Despite all of that it is submitted that the sentence of six years as the head sentence was manifestly excessive. It is conceded by counsel for the respondent that such a sentence would be at the very top of the range.
In my view it is relevant to bear in mind in this case that both the complainant and the applicant on the occasion each offence was committed had been drinking heavily and each was obviously highly intoxicated.
Counsel in their submissions referred to a number of cases indicating the appropriate range for offences of this kind. In particular reference can be made to Bell 2000 QCA 485, an Attorney-General's appeal, C 2000 QCA 154, James 2000 QCA 477 and Morgan CA 209 at 1999. In many ways Bell is a very comparable matter to the present. It involved a series of assaults on a de facto spouse where there had been a history of assaults in the domestic environment. The sentence initially imposed was two years imprisonment with a recommendation for parole after nine months. This Court on the Attorney's appeal increased the sentence to three and a half years imprisonment with eligibility for parole after 18 months.

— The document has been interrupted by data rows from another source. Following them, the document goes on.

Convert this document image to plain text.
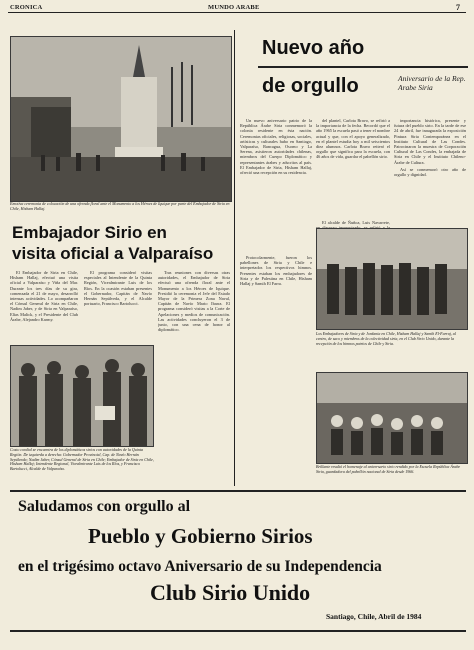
CRONICA	MUNDO ARABE	7
Emotiva ceremonia de colocación de una ofrenda floral ante el Monumento a los Héroes de Iquique por parte del Embajador de Siria en Chile, Hisham Hallaj.
Embajador Sirio en
visita oficial a Valparaíso

El Embajador de Siria en Chile, Hisham Hallaj, efectuó una visita oficial a Valparaíso y Viña del Mar. Durante los tres días de su gira, comenzada el 21 de mayo, desarrolló intensas actividades. Lo acompañaron el Cónsul General de Siria en Chile, Nadim Jaber, y de Siria en Valparaíso, Elías Malick, y el Presidente del Club Árabe, Alejandro Karmy.

El programa consideró visitas especiales al Intendente de la Quinta Región, Vicealmirante Luis de los Ríos. En la ocasión estaban presentes el Gobernador, Capitán de Navío Hernán Sepúlveda, y el Alcalde portuario, Francisco Bartolucci.

Tras reuniones con diversas otras autoridades, el Embajador de Siria efectuó una ofrenda floral ante el Monumento a los Héroes de Iquique. Presidió la ceremonia el Jefe del Estado Mayor de la Primera Zona Naval, Capitán de Navío Mario Ibarra. El programa consideró visitas a la Corte de Apelaciones y medios de comunicación. Las actividades concluyeron el 3 de junio, con una cena de honor al diplomático.

Costo cordial se encuentra de los diplomáticos sirios con autoridades de la Quinta Región. De izquierda a derecha: Gobernador Provincial, Cap. de Navío Hernán Sepúlveda; Nadim Jaber, Cónsul General de Siria en Chile; Embajador de Siria en Chile, Hisham Hallaj; Intendente Regional, Vicealmirante Luis de los Ríos, y Francisco Bartolucci, Alcalde de Valparaíso.
Nuevo año
de orgullo	Aniversario de la Rep. Arabe Siria

Un nuevo aniversario patrio de la República Árabe Siria conmemoró la colonia residente en ésta nación. Ceremonias oficiales, religiosas, sociales, artísticas y culturales hubo en Santiago, Valparaíso, Rancagua, Osorno y La Serena, asistieron autoridades chilenas, miembros del Cuerpo Diplomático y representantes árabes y adscritos al país. El Embajador de Siria, Hisham Hallaj, ofreció una recepción en su residencia.

del plantel, Carlota Bravo, se refirió a la importancia de la fecha. Recordó que el año 1965 la escuela pasó a tener el nombre actual y que, con el apoyo generalizado, en el plantel estudia hoy a mil seiscientos diez alumnos. Carlota Bravo reiteró el orgullo que significa para la escuela, con 46 años de vida, guardar el pabellón sirio.

importancia histórica, presente y futura del pueblo sirio. En la tarde de ese 24 de abril, fue inaugurada la exposición Pintura Siria Contemporánea en el Instituto Cultural de Las Condes. Patrocinaron la muestra de Corporación Cultural de Las Condes, la embajada de Siria en Chile y el Instituto Chileno-Árabe de Cultura.

Así se conmemoró otro año de orgullo y dignidad.

Protocolarmente, fueron los pabellones de Siria y Chile e interpretados los respectivos himnos. Presentes estaban los embajadores de Siria y de Palestina en Chile, Hisham Hallaj y Samih El Farra.

El alcalde de Ñuñoa, Luis Navarrete,

Los Embajadores de Siria y de Jordania en Chile, Hisham Hallaj y Samih El-Farraj, al centro, de saco y miembros de la colectividad siria, en el Club Sirio Unido, durante la recepción de los himnos patrios de Chile y Siria.
Brillante resultó el homenaje al aniversario sirio rendido por la Escuela República Árabe Siria, guardadora del pabellón nacional de Siria desde 1966.
Saludamos con orgullo al
Pueblo y Gobierno Sirios
en el trigésimo octavo Aniversario de su Independencia
Club Sirio Unido
Santiago, Chile, Abril de 1984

Taking into account the sentences in the cases to which I have referred, and I do not find it necessary to refer in any greater detail to them, I am firmly of the view that a sentence of six years imprisonment is manifestly excessive. Whilst those cases do not indicate the maximum for offences of this type, in the main they reflect a sentence in the range of three to four years and in my view a sentence of four years imprisonment is the appropriate sentence for each of the three offences with which this Court is now concerned.
I would grant leave to appeal against the sentences imposed on counts 1, 2 and 3. I would allow the appeal, set aside the sentence imposed on counts 1, 2 and 3 and substitute a sentence of four years imprisonment on each sentence to be served concurrently. The declaration as to pre-sentence custody should stand.

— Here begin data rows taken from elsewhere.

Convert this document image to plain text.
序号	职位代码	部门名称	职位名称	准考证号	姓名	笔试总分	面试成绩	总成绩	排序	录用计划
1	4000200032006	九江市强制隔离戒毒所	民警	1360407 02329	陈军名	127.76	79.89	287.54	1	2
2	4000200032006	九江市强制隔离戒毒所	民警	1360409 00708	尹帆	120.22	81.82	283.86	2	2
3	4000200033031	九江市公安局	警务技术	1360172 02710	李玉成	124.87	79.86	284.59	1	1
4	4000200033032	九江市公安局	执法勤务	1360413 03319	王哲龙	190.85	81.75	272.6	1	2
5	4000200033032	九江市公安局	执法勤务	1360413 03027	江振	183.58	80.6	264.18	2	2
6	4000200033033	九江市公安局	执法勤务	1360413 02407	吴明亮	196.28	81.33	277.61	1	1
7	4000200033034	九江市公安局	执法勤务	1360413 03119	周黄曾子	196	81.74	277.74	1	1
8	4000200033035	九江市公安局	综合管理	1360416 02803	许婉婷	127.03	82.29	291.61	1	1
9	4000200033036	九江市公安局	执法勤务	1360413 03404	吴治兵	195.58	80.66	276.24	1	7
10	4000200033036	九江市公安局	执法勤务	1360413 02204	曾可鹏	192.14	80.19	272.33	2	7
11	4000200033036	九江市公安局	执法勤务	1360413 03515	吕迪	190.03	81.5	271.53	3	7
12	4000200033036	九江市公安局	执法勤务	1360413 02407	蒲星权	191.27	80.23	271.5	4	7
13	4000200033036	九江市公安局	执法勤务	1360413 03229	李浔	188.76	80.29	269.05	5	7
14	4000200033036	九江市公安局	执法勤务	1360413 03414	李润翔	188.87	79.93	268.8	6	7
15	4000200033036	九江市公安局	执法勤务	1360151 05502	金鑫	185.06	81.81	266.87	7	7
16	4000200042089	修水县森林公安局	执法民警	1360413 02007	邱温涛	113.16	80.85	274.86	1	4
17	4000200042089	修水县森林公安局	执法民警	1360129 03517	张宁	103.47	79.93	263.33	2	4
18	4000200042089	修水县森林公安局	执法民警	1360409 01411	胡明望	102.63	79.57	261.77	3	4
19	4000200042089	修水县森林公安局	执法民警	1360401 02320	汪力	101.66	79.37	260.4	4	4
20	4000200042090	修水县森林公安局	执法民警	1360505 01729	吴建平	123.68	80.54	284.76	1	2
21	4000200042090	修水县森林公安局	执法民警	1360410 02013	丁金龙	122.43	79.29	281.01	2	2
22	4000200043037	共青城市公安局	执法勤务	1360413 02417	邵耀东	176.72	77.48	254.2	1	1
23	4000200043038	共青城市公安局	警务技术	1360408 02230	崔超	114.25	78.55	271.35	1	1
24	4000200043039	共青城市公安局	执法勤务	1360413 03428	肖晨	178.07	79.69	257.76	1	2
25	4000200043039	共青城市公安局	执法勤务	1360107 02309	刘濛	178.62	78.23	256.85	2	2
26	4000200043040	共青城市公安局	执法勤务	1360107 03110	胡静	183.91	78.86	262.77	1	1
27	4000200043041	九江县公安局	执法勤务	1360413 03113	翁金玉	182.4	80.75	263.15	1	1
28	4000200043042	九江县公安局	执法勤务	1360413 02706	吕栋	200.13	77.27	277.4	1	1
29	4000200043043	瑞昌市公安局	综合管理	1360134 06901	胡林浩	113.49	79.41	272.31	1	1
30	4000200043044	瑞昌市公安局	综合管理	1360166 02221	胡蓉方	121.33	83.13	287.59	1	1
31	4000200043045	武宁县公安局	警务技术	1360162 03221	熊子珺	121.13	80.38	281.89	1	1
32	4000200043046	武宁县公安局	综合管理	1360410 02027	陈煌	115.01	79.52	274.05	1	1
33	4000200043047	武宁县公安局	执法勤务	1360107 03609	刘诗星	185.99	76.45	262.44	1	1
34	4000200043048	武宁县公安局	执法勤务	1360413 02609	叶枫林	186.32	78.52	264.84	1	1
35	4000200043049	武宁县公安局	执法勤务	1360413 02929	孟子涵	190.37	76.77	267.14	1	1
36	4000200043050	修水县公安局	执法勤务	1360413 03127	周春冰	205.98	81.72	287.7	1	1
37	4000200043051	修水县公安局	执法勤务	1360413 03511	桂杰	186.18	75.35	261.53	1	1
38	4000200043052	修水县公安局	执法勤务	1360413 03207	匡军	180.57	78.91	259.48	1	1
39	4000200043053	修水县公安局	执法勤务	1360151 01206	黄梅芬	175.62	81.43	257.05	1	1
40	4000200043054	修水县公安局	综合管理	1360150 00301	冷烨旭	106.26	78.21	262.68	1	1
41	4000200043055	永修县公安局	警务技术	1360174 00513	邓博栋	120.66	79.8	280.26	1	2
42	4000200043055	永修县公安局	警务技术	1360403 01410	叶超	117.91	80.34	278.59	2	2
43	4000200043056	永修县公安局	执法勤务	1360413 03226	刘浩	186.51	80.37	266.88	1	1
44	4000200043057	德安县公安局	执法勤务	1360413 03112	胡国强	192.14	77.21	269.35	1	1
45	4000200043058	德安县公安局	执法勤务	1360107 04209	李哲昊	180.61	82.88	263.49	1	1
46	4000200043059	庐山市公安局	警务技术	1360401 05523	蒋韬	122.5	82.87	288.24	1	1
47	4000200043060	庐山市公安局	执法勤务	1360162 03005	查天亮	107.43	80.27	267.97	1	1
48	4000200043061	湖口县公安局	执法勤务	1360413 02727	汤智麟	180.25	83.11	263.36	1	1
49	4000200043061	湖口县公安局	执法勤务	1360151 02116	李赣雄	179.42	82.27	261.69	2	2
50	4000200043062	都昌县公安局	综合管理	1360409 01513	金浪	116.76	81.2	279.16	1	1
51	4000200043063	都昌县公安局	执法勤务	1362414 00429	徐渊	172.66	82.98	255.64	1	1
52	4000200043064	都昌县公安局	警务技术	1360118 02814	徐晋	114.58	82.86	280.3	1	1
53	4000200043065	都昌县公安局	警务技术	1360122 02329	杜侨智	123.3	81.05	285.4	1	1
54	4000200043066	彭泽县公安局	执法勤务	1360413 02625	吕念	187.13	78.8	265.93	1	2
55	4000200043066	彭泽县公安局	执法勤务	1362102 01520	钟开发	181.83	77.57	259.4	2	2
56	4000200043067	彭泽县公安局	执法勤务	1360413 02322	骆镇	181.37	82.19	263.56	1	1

THE PRESIDENT: I agree that the sentence of six years imprisonment was manifestly excessive and the sentence should be reduced to four years imprisonment. Comparable sentences do not support the sentence of six years imprisonment. A sentence of four years imprisonment nevertheless reflects the serious view the Courts and the community take to the commission of offences such as these. The applicant, as the learned trial Judge said, has demonstrated that he is a serial Domestic Violence offender and his attacks on three of his female partners have demonstrated that he is a danger to women.

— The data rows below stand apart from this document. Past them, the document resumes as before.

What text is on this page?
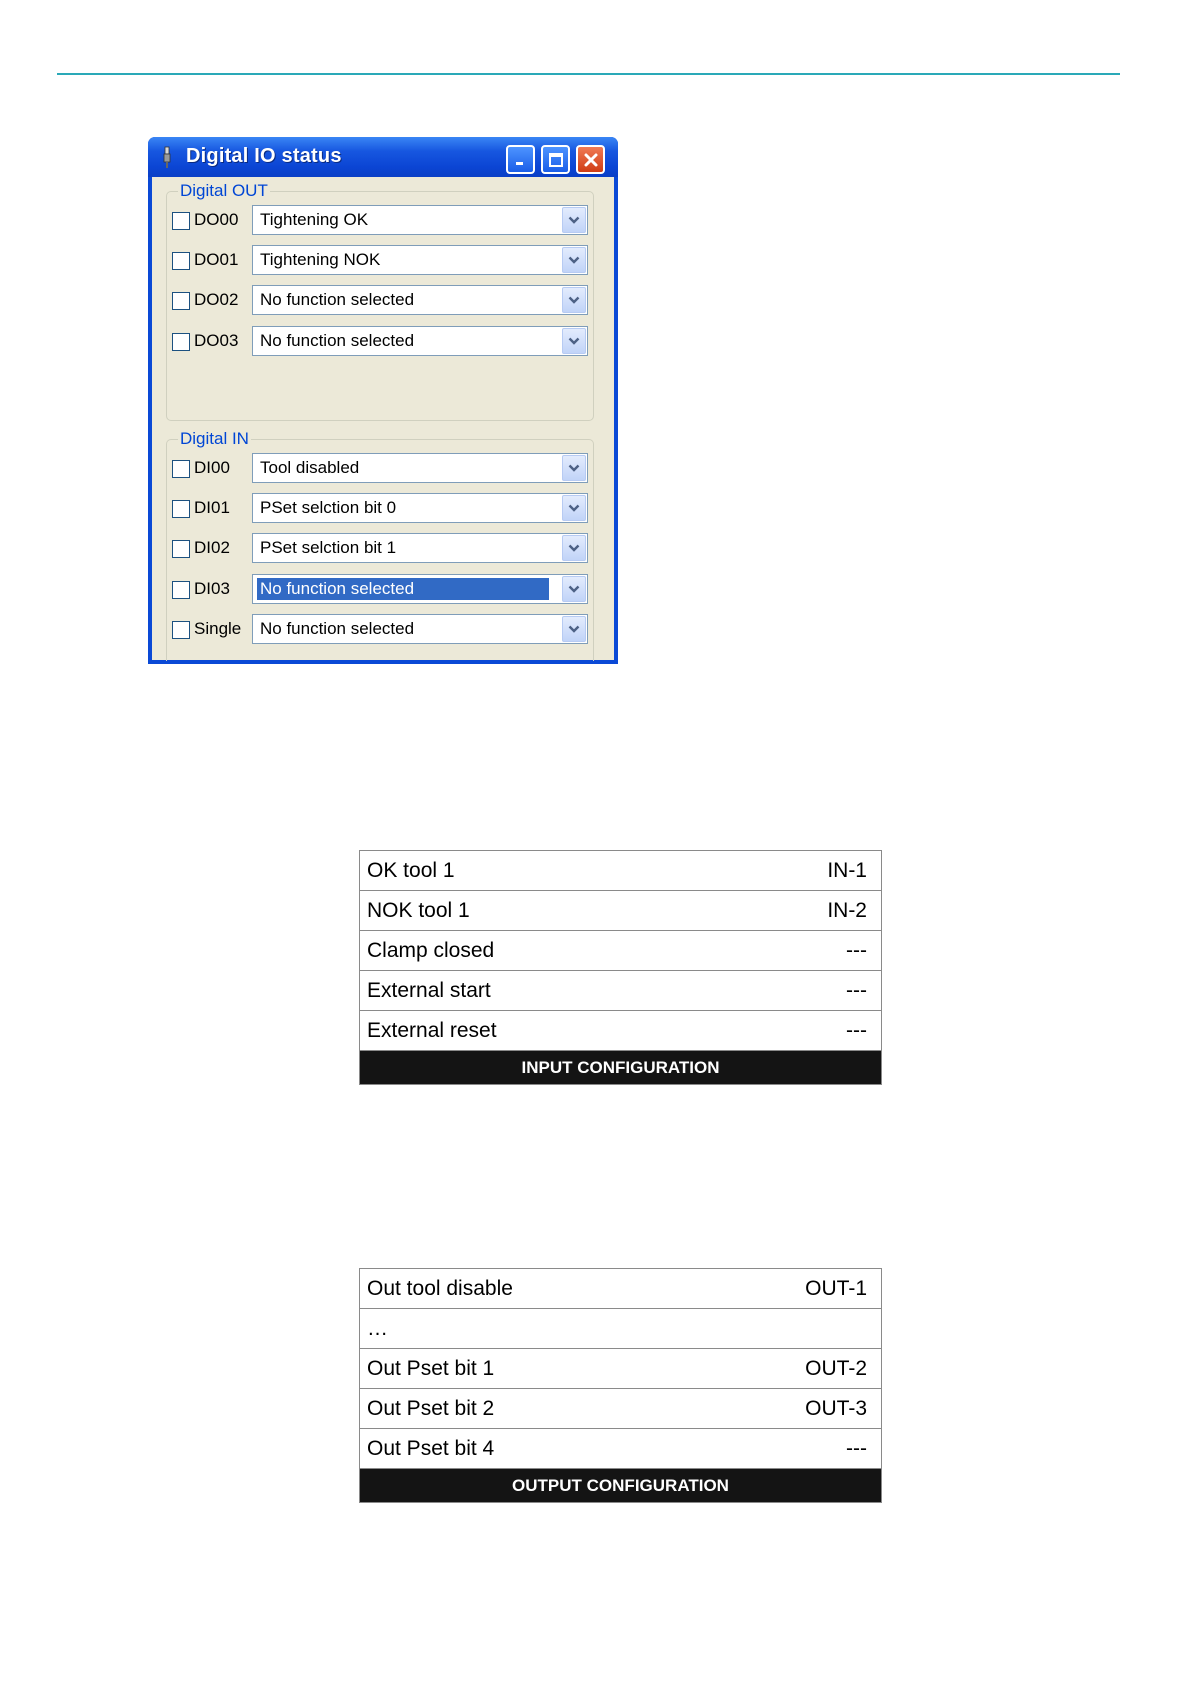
Digital IO status
Digital OUT
DO00 Tightening OK
DO01 Tightening NOK
DO02 No function selected
DO03 No function selected
Digital IN
DI00 Tool disabled
DI01 PSet selction bit 0
DI02 PSet selction bit 1
DI03 No function selected
Single No function selected
OK tool 1	IN-1
NOK tool 1	IN-2
Clamp closed	---
External start	---
External reset	---
INPUT CONFIGURATION
Out tool disable	OUT-1
…
Out Pset bit 1	OUT-2
Out Pset bit 2	OUT-3
Out Pset bit 4	---
OUTPUT CONFIGURATION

The serious aspects of these particular offences have been highlighted in the reasons of Justice Williams. There may be many complex reasons including excessive consumption of alcohol to explain the applicant's serious offending behaviour but none of them excuse his serious and persistent offending.
The complainant has been left with disfiguring facial scars. The Courts recognise that women in indigenous communities are of course entitled to the protection of the rule of law enjoyed by all Australian citizens.
The learned trial Judge, who it can be expected, is aware of the prevalence of these offences in communities such as Palm Island, was clearly cognisant of this principle when he adjourned the sentence to ensure the complainant had the opportunity to provide a victim impact statement, something which should have been routinely done in preparing the matter for sentence. It is important that victims of violence in indigenous communities are given the opportunity to provide victim impact statements like all other victims of crime. But for the reasons given by Justice Williams the sentence was manifestly excessive and I agree with the orders he proposes.
DAVIES JA: I agree with the orders proposed by Justice Williams, with his Honour's reasons and with the reasons just given by The President.